A footnote tells us that a “pure binary notation” is:

“A positional representation for integers that uses the binary digits 0 and 1, in which the values represented by successive bits are additive, begin with 1, and are multiplied by successive integral powers of 2, except perhaps the bit with the highest position. … A byte contains CHAR_BIT bits, and the values of type unsigned char range from 0 to (2^CHAR_BIT) – 1.”

What the… ??

Let’s go through that footnote bit by bit, no pun intended:

A positional representation for integers that uses the binary digits 0 and 1 … ok, that’s fairly straightforward

… in which the values represented by successive bits are additive … I guess that means that to get the value as a whole, you add the values represented by the bits. Just like you do in any binary number. Although, this is a fairly retarded way of saying it.

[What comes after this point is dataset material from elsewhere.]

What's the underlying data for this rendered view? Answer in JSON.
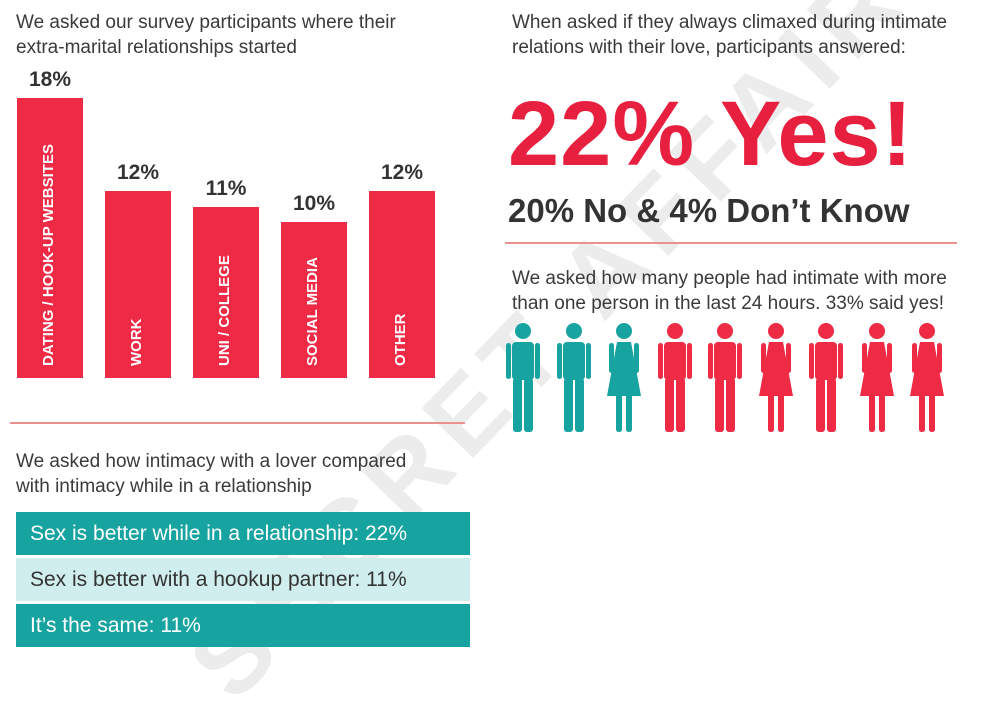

… begin with 1… Does this mean that the first bit position has a value of 1? Or that the value for any bit position is one before it is multiplied by some power of 2? The latter is mathematically redundant so I guess it must be the former. Ok.

… and are multiplied by successive integral powers of 2 … Yes, ok, each bit is worth its face value (0 or 1) multiplied by “successive powers of two”, the begin with 1 beforehand means that 1 is the first power of 2 (it is 2^0), then next would be 2 (2^1) then 4, 8, 16 and so on. Again there must be a better way to say this.

… except perhaps the bit with the highest position. WTF!!?? So the highest bit position can be worth something completely different. This might make sense for representation of signed values in 2’s complement, but this was specifically referencing an unsigned type. Also:

A byte contains CHAR_BIT bits, and the values of type unsigned char range from 0 to (2^CHAR_BIT) – 1.

Do the math. If there are CHAR_BIT bits, the highest bit position is (CHAR_BIT – 1) if we number them starting from 0. Each bit except for that one is worth 2^position and the range we can represent using those bits as well as the highest bit is 2^CHAR_BIT – 1. What then must the highest bit position be worth? Why then specifically exclude it from this requirement?